The first monkeys to survive the spaceflight were Able and Baker who were sent to space aboard the Jupiter-IRBM AM-18. On May 28, 1959, the spaceship was launched with a seven pounds American-born rhesus-monkey called Able and an 11-ounce squirrel monkey called Baker. Able and Baker were positioned in the nose cone part of the Jupiter-IRBM AM-18 which ascended to an altitude of 360 miles at a speed of 10,000 mph. These monkeys survived forces about 38 times more than the force of gravity and were weightless for approximately nine minutes. Although the monkeys survived, Able died four days later from a reaction caused by the anesthesia used when the doctors were extracting the infected electrodes from his body. Baker managed to live until November 29, 1984, and was in the media for months after the flight. Baker was closely monitored by her doctors who were keen to find out if she experienced any side-effect; she was even mated just to confirm if her reproductive system was still working.

5. Ham (chimpanzee) - January 31, 1961

Ham was launched to space on January 31, 1961 in a Mercury capsule of a Redstone rocket. Ham was trained on how to avoid an electric shock and also pull the lever anytime he wanted to receive banana pellet rewards. The flight demonstrated his ability to do numerous tasks during the spaceflight, and his mission was the Mercury-Redstone 2. The United States finally sent another chimp called Enos to the orbit successfully on November 29, 1961.

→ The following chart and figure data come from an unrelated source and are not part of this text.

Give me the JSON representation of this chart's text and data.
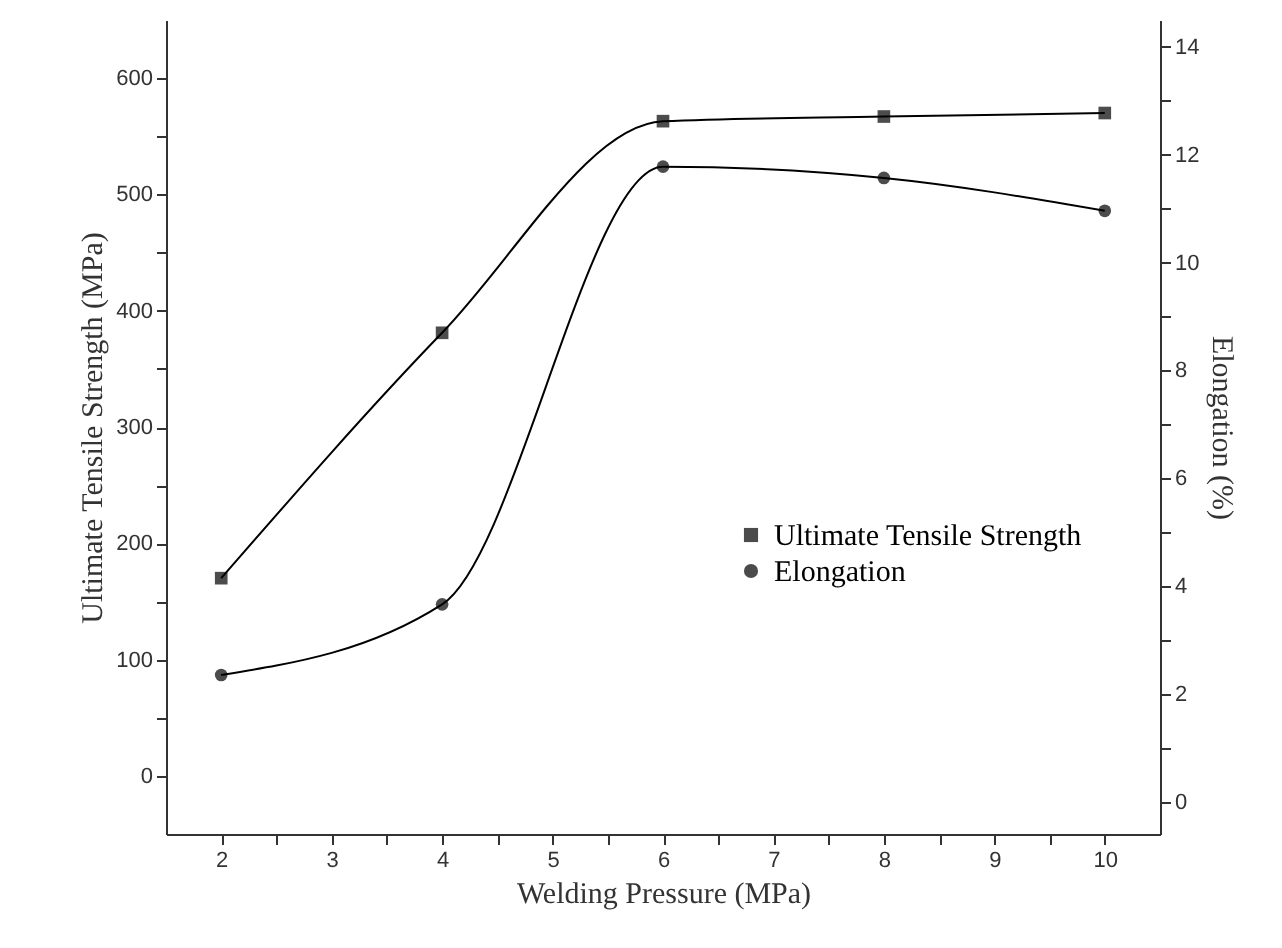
{
  "chart_data": {
    "type": "line",
    "xlabel": "Welding Pressure (MPa)",
    "ylabel": "Ultimate Tensile Strength (MPa)",
    "y2label": "Elongation (%)",
    "x": [
      2,
      4,
      6,
      8,
      10
    ],
    "series": [
      {
        "name": "Ultimate Tensile Strength",
        "color": "#000000",
        "marker": "square",
        "values": [
          170,
          381,
          563,
          567,
          570
        ]
      },
      {
        "name": "Elongation",
        "color": "#000000",
        "marker": "circle",
        "axis": "y2",
        "values": [
          2.35,
          3.66,
          11.78,
          11.57,
          10.96
        ]
      }
    ],
    "xlim": [
      1.5,
      10.5
    ],
    "xticks": [
      2,
      {
        "value": 2.5,
        "label": null
      },
      3,
      {
        "value": 3.5,
        "label": null
      },
      4,
      {
        "value": 4.5,
        "label": null
      },
      5,
      {
        "value": 5.5,
        "label": null
      },
      6,
      {
        "value": 6.5,
        "label": null
      },
      7,
      {
        "value": 7.5,
        "label": null
      },
      8,
      {
        "value": 8.5,
        "label": null
      },
      9,
      {
        "value": 9.5,
        "label": null
      },
      10
    ],
    "ylim": [
      -50,
      650
    ],
    "yticks": [
      0,
      {
        "value": 50,
        "label": null
      },
      100,
      {
        "value": 150,
        "label": null
      },
      200,
      {
        "value": 250,
        "label": null
      },
      300,
      {
        "value": 350,
        "label": null
      },
      400,
      {
        "value": 450,
        "label": null
      },
      500,
      {
        "value": 550,
        "label": null
      },
      600
    ],
    "y2lim": [
      -0.6,
      14.5
    ],
    "y2ticks": [
      0,
      {
        "value": 1,
        "label": null
      },
      2,
      {
        "value": 3,
        "label": null
      },
      4,
      {
        "value": 5,
        "label": null
      },
      6,
      {
        "value": 7,
        "label": null
      },
      8,
      {
        "value": 9,
        "label": null
      },
      10,
      {
        "value": 11,
        "label": null
      },
      12,
      {
        "value": 13,
        "label": null
      },
      14
    ],
    "grid": false,
    "legend": "right",
    "line_style": "solid"
  }
}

4. Veterok & Ugolyok (dogs) - February 22, 1966

During the Voskhod project (the second Russian human spaceflight project), the Soviet Union launched two dogs to space on February 22, 1966, on the Cosmos 110 where the dogs spent twenty-two days before landing on March 16, 1966. Human beings did not surpass the record set by the two Russian dogs until the Soyuz-11 in 1971.

3. Tortoises - September 14, 1968

The Soviet Union launched the first tortoises to space on September 14, 1968, onboard Zond 5. These tortoises were launched on a circum-lunar voyager with mealworms and wine flies among other biological specimens. These were the first Earth inhabitants in deep space and the first ones to travel around the moon. The capsule carrying these animals over-shot its landing site, but it was successfully recovered on September 21, 1968. The tortoises and all the biological specimens onboard survived, but they had lost some weight.

2. Tortoises - November 17, 1975

The Soviet Union launched numerous Bion missions with numerous biological cargoes on the satellites. On some of these missions, the Russians launched Mummichogs, rats, and tortoises. The Soyuz 20 which was launched on November 17, 1975, had some tortoises onboard. These tortoises set a new record of the animals in space when they spent about ninety and a half days in space.

1. Tardigrades & Cockroaches - September 14, 2007

During the FOTON-M3’s mission, the European Space Agency launched tardigrades (water-bears) to space on September 14, 2007. The water-bears were able to survive ten days of direct exposure to open space with nothing but their natural protection. The FOTON-M3 also carried some cockroaches inside a sealed container. The mission was successful, in fact one of the female cockroaches conceived while in space. After the cockroaches returned to Earth the female cockroach named Nadezhda became the first creature from planet Earth to produce a young one while in orbit.